Guessing from context it's "to _cool_ the atoms down..." ?
>
> However, lower accuracy (1 second in 30,000 years) commercial caesium
> and rubidium clocks had been developed which could typically be housed
> within a 500 x 500 x 130 mm rack-mountable enclosure with thermal
> rather than cold atoms.

>
> And "the last few years" have seen the emergency of chip-scale atomic
> clocks that can fit in a matchbox with a core 'physics package' of
> less than 1cm^3 - accuracy: 1 second in 300 years.
>
> No doubt things have moved on in the last 12 years although I've not
> had time to look at where they are now.

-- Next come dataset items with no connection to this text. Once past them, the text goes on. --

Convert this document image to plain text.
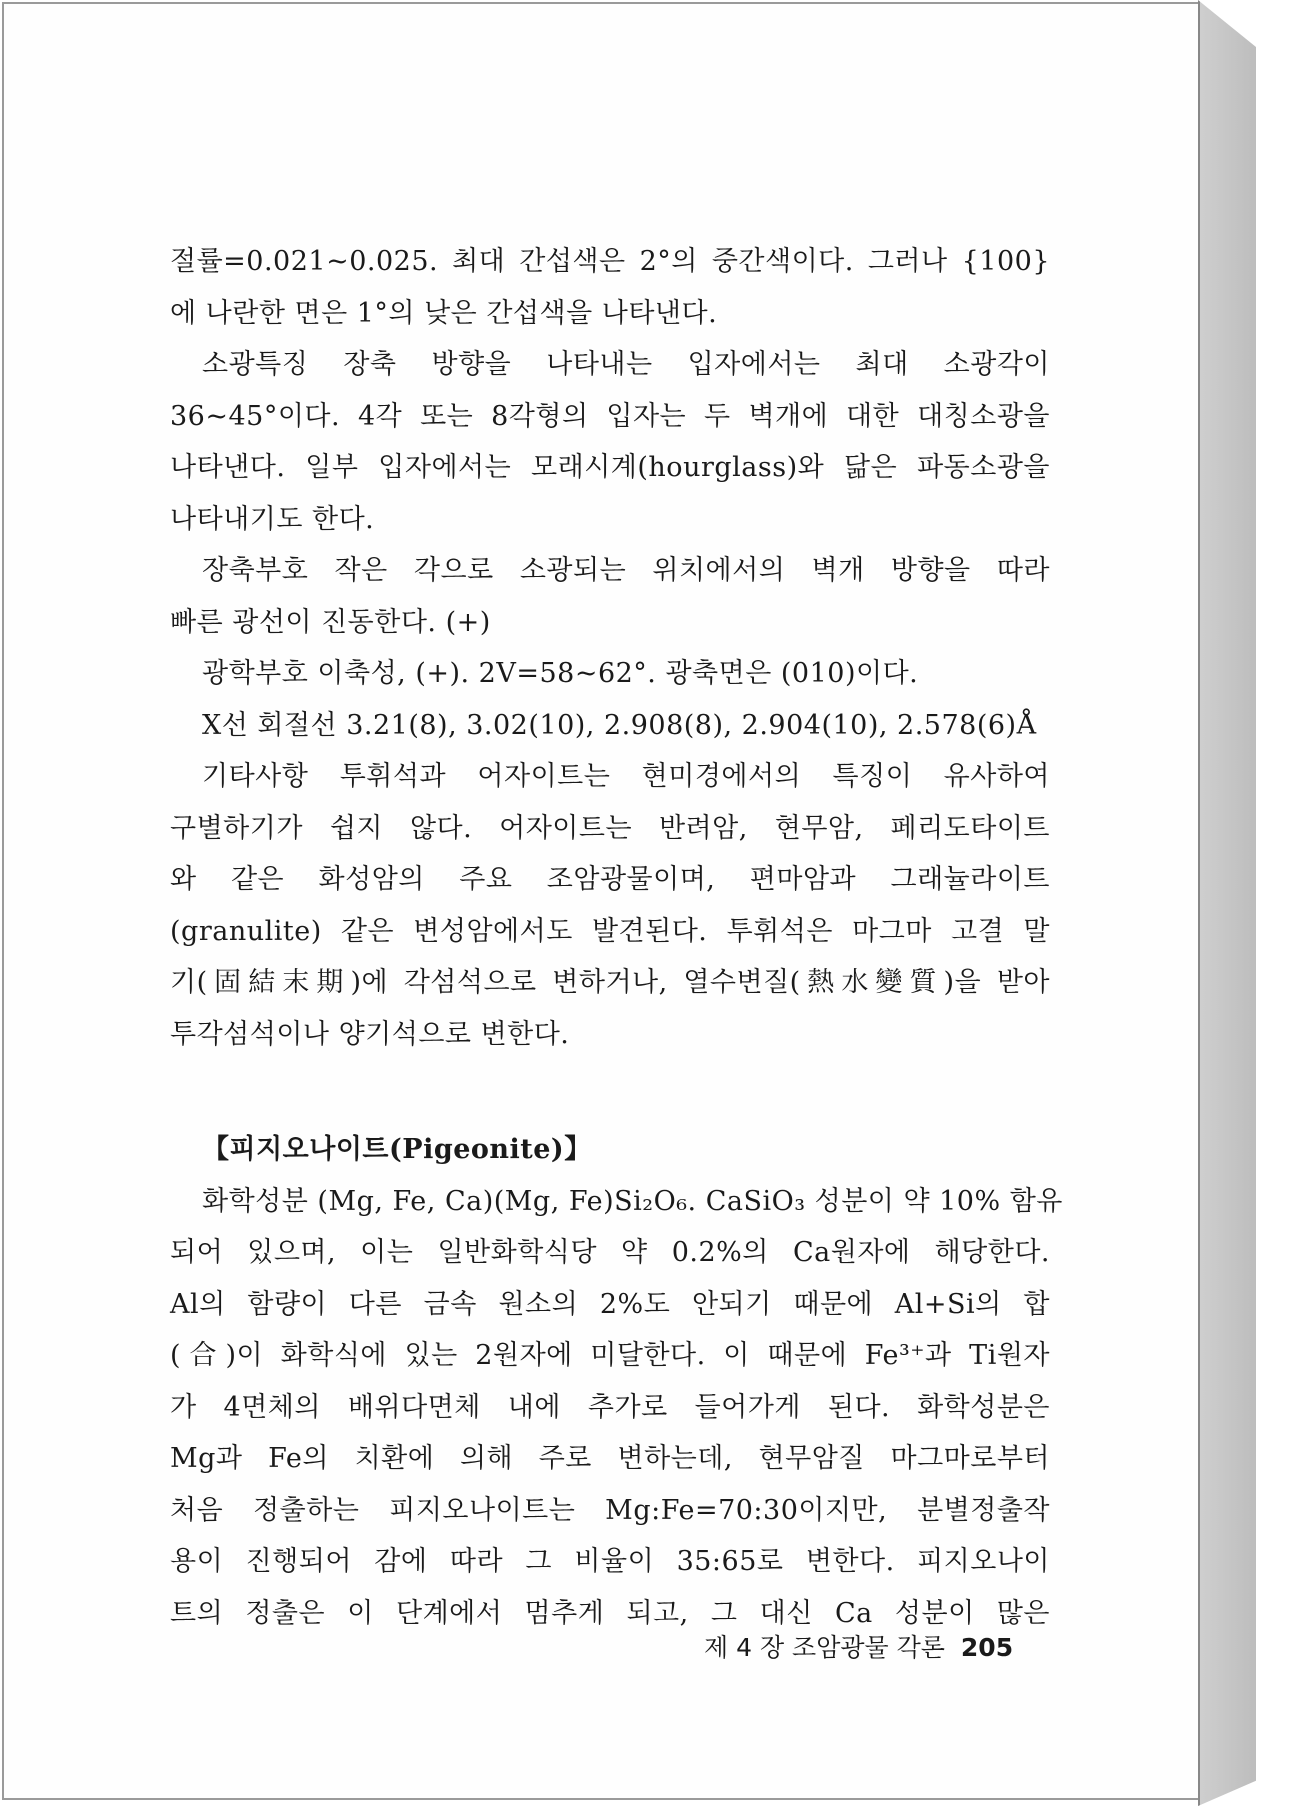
절률=0.021~0.025. 최대 간섭색은 2°의 중간색이다. 그러나 {100}
에 나란한 면은 1°의 낮은 간섭색을 나타낸다.
소광특징 장축 방향을 나타내는 입자에서는 최대 소광각이
36~45°이다. 4각 또는 8각형의 입자는 두 벽개에 대한 대칭소광을
나타낸다. 일부 입자에서는 모래시계(hourglass)와 닮은 파동소광을
나타내기도 한다.
장축부호 작은 각으로 소광되는 위치에서의 벽개 방향을 따라
빠른 광선이 진동한다. (+)
광학부호 이축성, (+). 2V=58~62°. 광축면은 (010)이다.
X선 회절선 3.21(8), 3.02(10), 2.908(8), 2.904(10), 2.578(6)Å
기타사항 투휘석과 어자이트는 현미경에서의 특징이 유사하여
구별하기가 쉽지 않다. 어자이트는 반려암, 현무암, 페리도타이트
와 같은 화성암의 주요 조암광물이며, 편마암과 그래뉼라이트
(granulite) 같은 변성암에서도 발견된다. 투휘석은 마그마 고결 말
기(固結末期)에 각섬석으로 변하거나, 열수변질(熱水變質)을 받아
투각섬석이나 양기석으로 변한다.
【피지오나이트(Pigeonite)】
화학성분 (Mg, Fe, Ca)(Mg, Fe)Si₂O₆. CaSiO₃ 성분이 약 10% 함유
되어 있으며, 이는 일반화학식당 약 0.2%의 Ca원자에 해당한다.
Al의 함량이 다른 금속 원소의 2%도 안되기 때문에 Al+Si의 합
(合)이 화학식에 있는 2원자에 미달한다. 이 때문에 Fe³⁺과 Ti원자
가 4면체의 배위다면체 내에 추가로 들어가게 된다. 화학성분은
Mg과 Fe의 치환에 의해 주로 변하는데, 현무암질 마그마로부터
처음 정출하는 피지오나이트는 Mg:Fe=70:30이지만, 분별정출작
용이 진행되어 감에 따라 그 비율이 35:65로 변한다. 피지오나이
트의 정출은 이 단계에서 멈추게 되고, 그 대신 Ca 성분이 많은
제 4 장 조암광물 각론 205
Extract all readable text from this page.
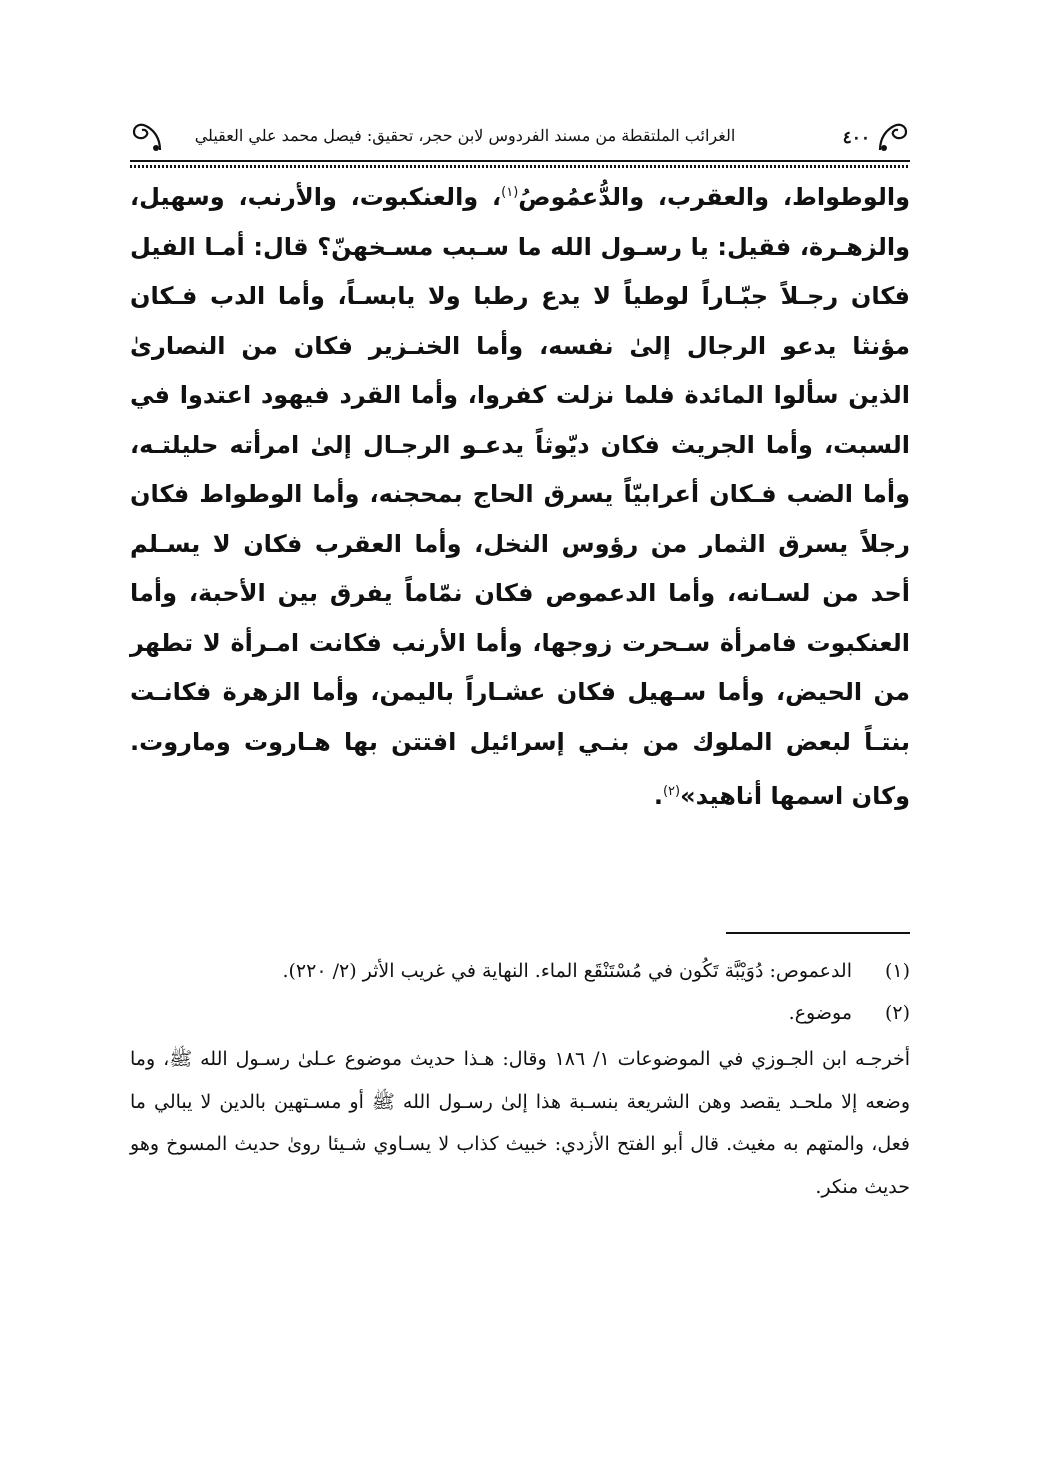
٤٠٠
الغرائب الملتقطة من مسند الفردوس لابن حجر، تحقيق: فيصل محمد علي العقيلي

والوطواط، والعقرب، والدُّعمُوصُ$^{(١)}$، والعنكبوت، والأرنب، وسهيل، والزهـرة، فقيل: يا رسـول الله ما سـبب مسـخهنّ؟ قال: أمـا الفيل فكان رجـلاً جبّـاراً لوطياً لا يدع رطبا ولا يابسـاً، وأما الدب فـكان مؤنثا يدعو الرجال إلىٰ نفسه، وأما الخنـزير فكان من النصارىٰ الذين سألوا المائدة فلما نزلت كفروا، وأما القرد فيهود اعتدوا في السبت، وأما الجريث فكان ديّوثاً يدعـو الرجـال إلىٰ امرأته حليلتـه، وأما الضب فـكان أعرابيّاً يسرق الحاج بمحجنه، وأما الوطواط فكان رجلاً يسرق الثمار من رؤوس النخل، وأما العقرب فكان لا يسـلم أحد من لسـانه، وأما الدعموص فكان نمّاماً يفرق بين الأحبة، وأما العنكبوت فامرأة سـحرت زوجها، وأما الأرنب فكانت امـرأة لا تطهر من الحيض، وأما سـهيل فكان عشـاراً باليمن، وأما الزهرة فكانـت بنتـاً لبعض الملوك من بنـي إسرائيل افتتن بها هـاروت وماروت. وكان اسمها أناهيد»$^{(٢)}$.

(١)
الدعموص: دُوَيْبَّة تَكُون في مُسْتَنْقَع الماء. النهاية في غريب الأثر (٢/ ٢٢٠).
(٢)
موضوع.
أخرجـه ابن الجـوزي في الموضوعات ١/ ١٨٦ وقال: هـذا حديث موضوع عـلىٰ رسـول الله ﷺ، وما وضعه إلا ملحـد يقصد وهن الشريعة بنسـبة هذا إلىٰ رسـول الله ﷺ أو مسـتهين بالدين لا يبالي ما فعل، والمتهم به مغيث. قال أبو الفتح الأزدي: خبيث كذاب لا يسـاوي شـيئا روىٰ حديث المسوخ وهو حديث منكر.
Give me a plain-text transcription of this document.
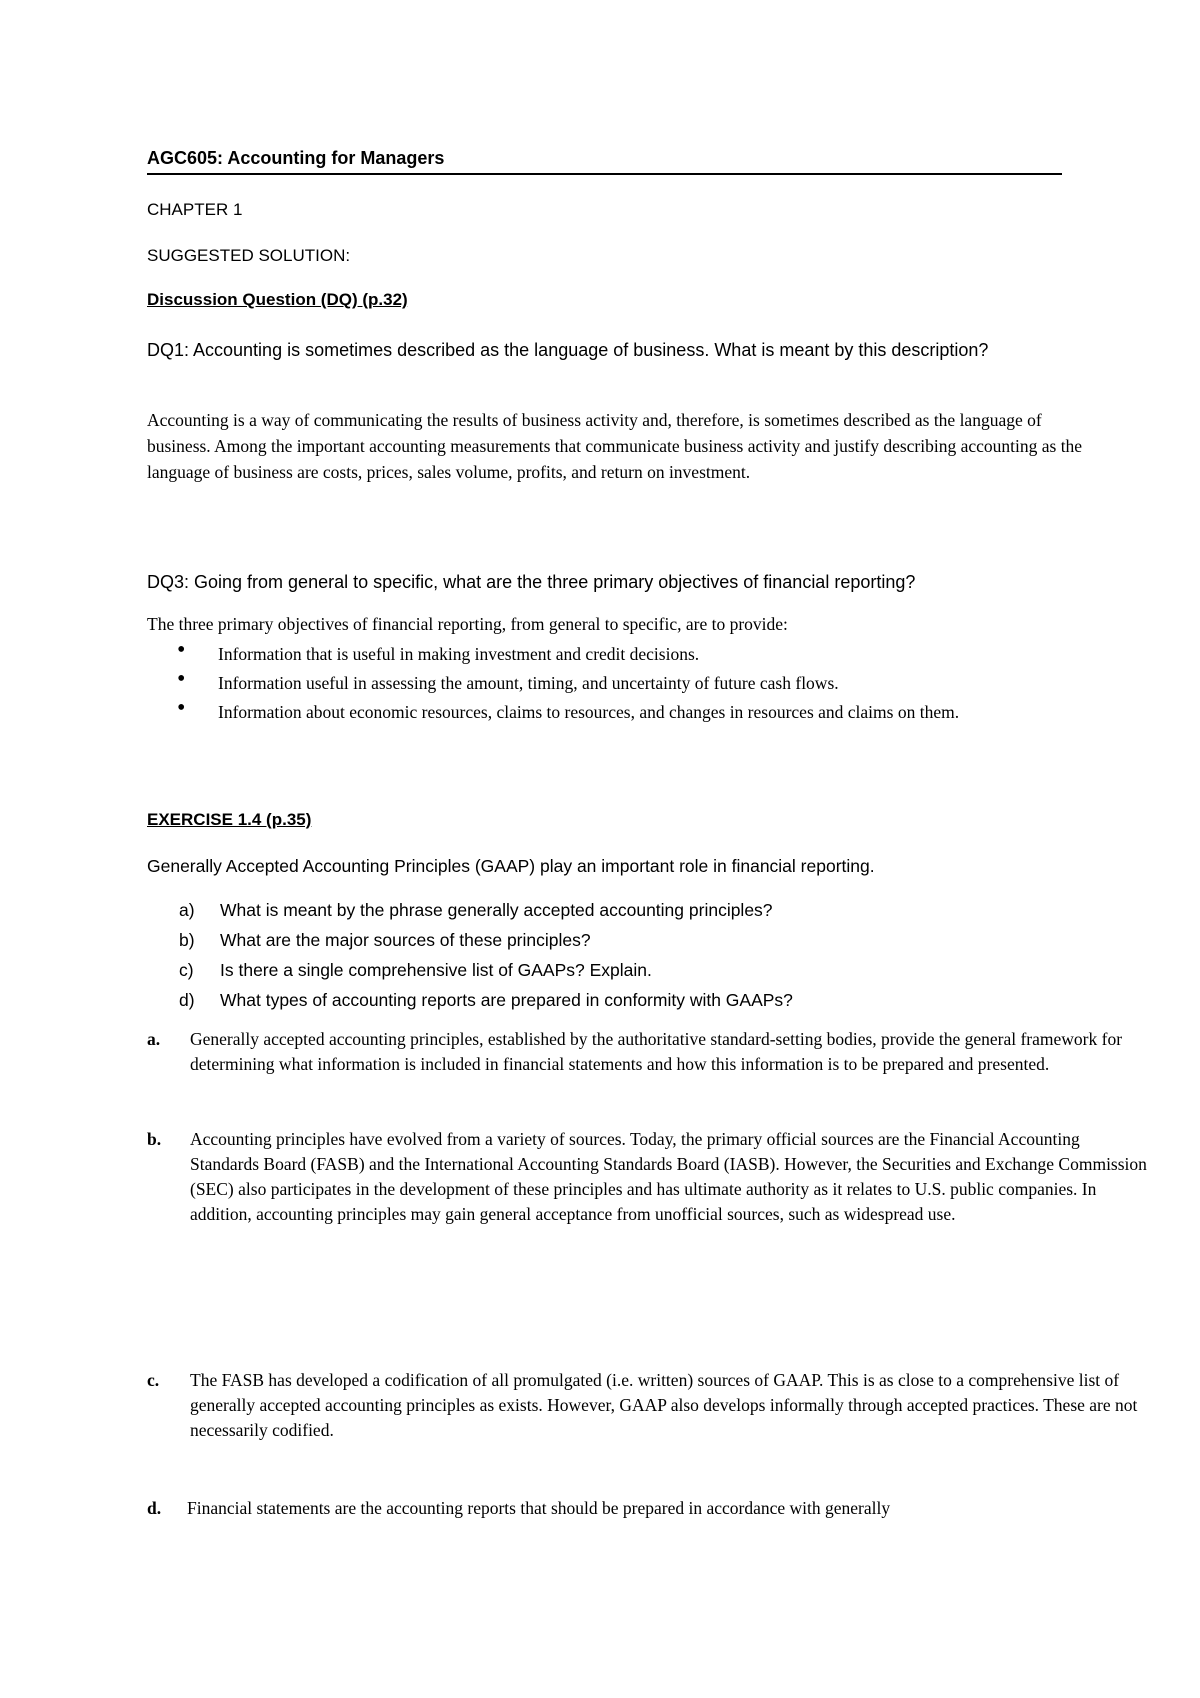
AGC605: Accounting for Managers
CHAPTER 1
SUGGESTED SOLUTION:
Discussion Question (DQ) (p.32)
DQ1: Accounting is sometimes described as the language of business. What is meant by this description?
Accounting is a way of communicating the results of business activity and, therefore, is sometimes described as the language of business. Among the important accounting measurements that communicate business activity and justify describing accounting as the language of business are costs, prices, sales volume, profits, and return on investment.
DQ3: Going from general to specific, what are the three primary objectives of financial reporting?
The three primary objectives of financial reporting, from general to specific, are to provide:
• Information that is useful in making investment and credit decisions.
• Information useful in assessing the amount, timing, and uncertainty of future cash flows.
• Information about economic resources, claims to resources, and changes in resources and claims on them.
EXERCISE 1.4 (p.35)
Generally Accepted Accounting Principles (GAAP) play an important role in financial reporting.
a) What is meant by the phrase generally accepted accounting principles?
b) What are the major sources of these principles?
c) Is there a single comprehensive list of GAAPs? Explain.
d) What types of accounting reports are prepared in conformity with GAAPs?
a. Generally accepted accounting principles, established by the authoritative standard-setting bodies, provide the general framework for determining what information is included in financial statements and how this information is to be prepared and presented.
b. Accounting principles have evolved from a variety of sources. Today, the primary official sources are the Financial Accounting Standards Board (FASB) and the International Accounting Standards Board (IASB). However, the Securities and Exchange Commission (SEC) also participates in the development of these principles and has ultimate authority as it relates to U.S. public companies. In addition, accounting principles may gain general acceptance from unofficial sources, such as widespread use.
c. The FASB has developed a codification of all promulgated (i.e. written) sources of GAAP. This is as close to a comprehensive list of generally accepted accounting principles as exists. However, GAAP also develops informally through accepted practices. These are not necessarily codified.
d. Financial statements are the accounting reports that should be prepared in accordance with generally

Like so? https://www.ingenia.org.uk/articles/compact-atomic-clocks/

Changes look to have mainly been increased frequency stability and
holdover  - this one https://www.sparkfun.com/atomic-clock.html,
although no longer in stock,  seems to be in the range of 1 second in
3,000 years.

>
> But it did occur to me that perhaps Traveller computers are
> (notoriously) large because, amongst other things, they need to
> contain a really accurate clock.
>
> For:
> - navigation obviously, but also
> - financial transactions (perhaps you can only 'carry' Credits if
> you've got a sufficiently powerful (i.e. large) clock)
> - flexible networks (field networks for combat)
> - secure comms
> - efficient comms
> - sensors
>    (see box on p.27)
>
That actually circles back to having a high-precision time reference
enabling (or, practically, required for) those things.
Especially in TU where the time in-jump can vary between onboard and
offboard observers (eg the _Bangers and Mash_ takes 7 days on the dot
according to its internal clocks, but 8 days 2 hours according to
difference between last starport time received before jump and first
starport time received afterwards), how frequently do ships synchronise
(or "discipline") their onboard clocks with eg starport clocks?
How do different star systems synchronise their clocks to some Polity
Standard Time?

I suspect the required precision would be at least as high as modern-day
- where the atomic clocks on NAVSTAR satellites (and, I presume other
satnav systems) are corrected to run at (frinstance) 10 Mhz _from the
reference frame of the ground_ - onboard, it's something like (I think)
a few Hz greater (making NAVSTAR et al great, and continuing, tests of
general relativity).  This would be purely for worldbuilding, but
general-relativistic timing corrections would not be trivial to work out
between systems with a 2 week ping time.

However, if accurate to second-per-millennium clocks are _commercially_
available _now_, would that be good enough for C57 civilian traffic
traipsing through the main routes of charted space (or C22 civilian
traffic traipsing around the main routes of Ushuggi), syncing up during
starport visits?
That caesium clock you mentioned occupies 0.04 cubic metres - or less
than 0.004 dtons.  With (I _think_) costs of ~50k USD each _now_, that's
what, 60k CrImp for three (WHAT DO when two clocks aboard ship
disagree?), taking up three-fifths of sod-all space?  Compared to the
cost of even a Scout ship, that's epsilon.

I lean towards the option taken in GT: Interstellar Wars, where most of
the volume of a Traveller "computer" is taken up by stuff not subject to
Moore's law - stuff like sensors, governed by more mundane things like
the laws of physics.
As computronium _is_ subject to Moore's Law (or something like it), I'm
not seeing how financial transactions would _require_ a beefy computer.

Could you expand more on secure/efficient comms?